Our son was diagnosed with a rare disease. We'd like to set up a foundation to raise money. What's the best approach?

Coping with the news that a child is seriously ill is difficult enough without worrying how to pay for it. However, creating a foundation might not be possible, for reasons we'll discuss. But there might be other ways to raise money for health-care costs.

Let's start with foundations. These are nonprofit organizations that accept contributions from individuals or corporations for the benefit of a cause, such as medical research for a specific illness, help for a specific region, or other things. Contributions are tax-deductible to the donors.

The catch: To be approved for nonprofit status by the IRS, which allows a foundation to accept tax-deductible contributions, the foundation can't be set up for the benefit of individual people, says Andrew Schulz, deputy general counsel of the Council on Foundations, an industry group for the nonprofit sector. "You can set up a foundation to provide assistance, but you can't limit it to one or just a small handful of people." In other words, if you were to go the foundation route, you would have to direct the funds toward a broader purpose, say, medical research for your child's disease or donations to the medical facility where he receives treatment.

And forming a foundation is no simple matter. Apart from obtaining nonprofit status — also known as 501(c)(3) status — from the IRS, you have to file annual reports with the department of state where the foundation is located, and in many states, with the attorney general, explains Jeffrey Hurwit, an attorney and nonprofit expert in Newton, Mass. A foundation needs to be incorporated and have a governing board and bylaws. And if it raises $25,000 a year or more from donations, it must file a tax return with the IRS. That's a lot of work, and often requires the help of a qualified attorney, according to Hurwit. (For more on how to establish a charitable organization, go to the IRS web site.)

As an alternative, Hurwit suggests establishing a fund in your child's name. That's as simple as opening a savings account or a trust fund designated for the benefit of your child. "If you really do have one person in mind, it will be a lot easier, simpler and cost-effective to accept funds on the basis of non-tax-deductible gifts," says Hurwit.

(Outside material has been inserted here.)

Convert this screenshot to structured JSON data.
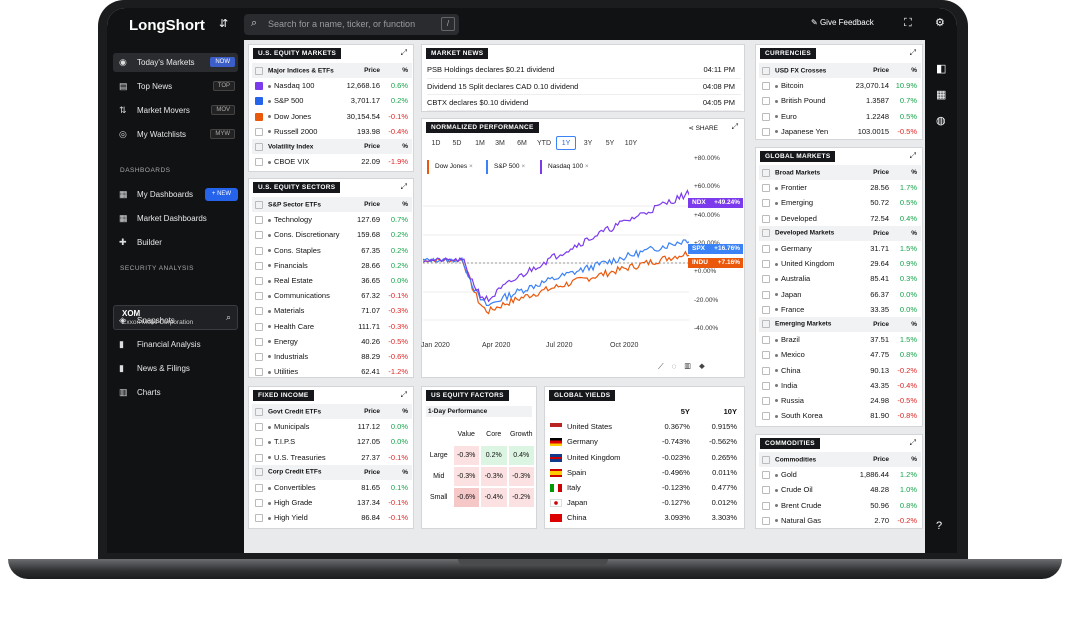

The bad news: Unlike a foundation, a fund doesn't provide a tax break for the donors. Now the good: Donations are considered gifts and are not taxable income to the beneficiary, according to Martin Nissenbaum, national director of personal income tax planning for Ernst & Young. (For the donor, the gift will trigger the gift-tax rules if it exceeds $11,000 in 2005, meaning that any dollar amount that's above that limit will reduce one's $1 million lifetime gift-tax exemption. (In contrast, contributions to 501(c)(3) charities don't trigger gift-tax issues.)

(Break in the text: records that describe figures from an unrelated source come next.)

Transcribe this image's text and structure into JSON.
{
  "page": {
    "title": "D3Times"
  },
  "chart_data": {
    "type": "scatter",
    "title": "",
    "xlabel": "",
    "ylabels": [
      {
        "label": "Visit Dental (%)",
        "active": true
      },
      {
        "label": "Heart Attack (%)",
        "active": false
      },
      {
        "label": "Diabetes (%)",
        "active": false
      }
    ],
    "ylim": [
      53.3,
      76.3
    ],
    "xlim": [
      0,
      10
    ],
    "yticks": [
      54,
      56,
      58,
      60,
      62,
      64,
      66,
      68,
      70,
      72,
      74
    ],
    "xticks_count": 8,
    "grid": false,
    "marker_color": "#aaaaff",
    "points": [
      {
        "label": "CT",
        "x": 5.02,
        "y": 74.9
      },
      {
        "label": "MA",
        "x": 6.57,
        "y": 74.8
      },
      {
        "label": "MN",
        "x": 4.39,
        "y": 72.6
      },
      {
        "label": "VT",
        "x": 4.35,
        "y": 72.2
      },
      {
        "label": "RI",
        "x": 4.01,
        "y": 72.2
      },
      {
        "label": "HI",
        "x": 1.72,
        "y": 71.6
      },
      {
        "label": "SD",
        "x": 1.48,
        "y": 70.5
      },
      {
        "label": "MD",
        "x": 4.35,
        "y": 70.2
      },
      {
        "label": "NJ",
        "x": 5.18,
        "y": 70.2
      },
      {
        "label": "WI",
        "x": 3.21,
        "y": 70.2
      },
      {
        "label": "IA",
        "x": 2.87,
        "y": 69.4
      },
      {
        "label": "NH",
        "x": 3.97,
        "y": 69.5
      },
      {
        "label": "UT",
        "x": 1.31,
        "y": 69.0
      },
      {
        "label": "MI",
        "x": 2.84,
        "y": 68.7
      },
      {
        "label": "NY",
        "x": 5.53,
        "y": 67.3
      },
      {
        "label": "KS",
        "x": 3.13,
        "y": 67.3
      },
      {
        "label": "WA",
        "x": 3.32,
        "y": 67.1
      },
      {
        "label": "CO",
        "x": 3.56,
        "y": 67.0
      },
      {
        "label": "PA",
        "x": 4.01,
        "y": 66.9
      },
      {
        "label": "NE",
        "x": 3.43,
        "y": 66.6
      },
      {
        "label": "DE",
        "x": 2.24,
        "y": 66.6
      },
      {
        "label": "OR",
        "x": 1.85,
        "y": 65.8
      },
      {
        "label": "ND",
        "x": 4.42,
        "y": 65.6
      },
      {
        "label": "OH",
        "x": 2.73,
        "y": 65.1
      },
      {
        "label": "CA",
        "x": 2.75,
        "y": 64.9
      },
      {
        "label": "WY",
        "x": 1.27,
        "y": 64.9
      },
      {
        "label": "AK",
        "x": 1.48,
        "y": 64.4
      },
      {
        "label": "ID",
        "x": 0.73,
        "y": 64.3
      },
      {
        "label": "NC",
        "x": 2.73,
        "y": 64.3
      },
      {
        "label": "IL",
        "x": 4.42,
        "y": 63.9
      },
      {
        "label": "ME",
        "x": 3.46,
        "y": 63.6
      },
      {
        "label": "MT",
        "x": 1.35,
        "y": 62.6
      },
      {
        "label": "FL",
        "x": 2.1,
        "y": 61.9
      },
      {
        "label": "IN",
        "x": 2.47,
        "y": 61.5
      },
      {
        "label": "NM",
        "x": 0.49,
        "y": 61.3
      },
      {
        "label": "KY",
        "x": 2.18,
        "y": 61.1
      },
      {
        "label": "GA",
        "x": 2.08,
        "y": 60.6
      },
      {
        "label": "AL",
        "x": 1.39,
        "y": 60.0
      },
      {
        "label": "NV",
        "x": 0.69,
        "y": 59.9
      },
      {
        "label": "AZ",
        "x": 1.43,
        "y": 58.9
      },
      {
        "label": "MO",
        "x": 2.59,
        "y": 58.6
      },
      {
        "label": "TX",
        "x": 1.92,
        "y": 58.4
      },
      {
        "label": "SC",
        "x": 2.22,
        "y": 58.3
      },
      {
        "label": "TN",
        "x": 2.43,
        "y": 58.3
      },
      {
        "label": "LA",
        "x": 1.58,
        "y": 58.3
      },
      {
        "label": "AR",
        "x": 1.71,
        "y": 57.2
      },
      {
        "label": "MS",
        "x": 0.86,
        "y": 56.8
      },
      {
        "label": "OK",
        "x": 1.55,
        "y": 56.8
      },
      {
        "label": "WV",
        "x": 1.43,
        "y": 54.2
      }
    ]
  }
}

Here's another option: You could search for funding from already existing charitable organizations that target your particular need, recommends John Scales, vice president of development at the Texas Children's Hospital in Houston. "There have been foundations set up for almost everything, so it would certainly be wise to research what's already there," he says.

One helpful resource is GuideStar.org, which maintains a comprehensive online database of more than 1.5 million nonprofit organizations. You can search by keyword — such as the name of the disease — and get a list of charities that work in that area. You can also pull each organization's Form 990, filed annually with the IRS, for information on the amount of grants given out each year to other charities or individuals and the names of the organizations that have received the largest distributions. Those records are available free of charge, but a subscription is needed for access to more detailed reports or search capabilities.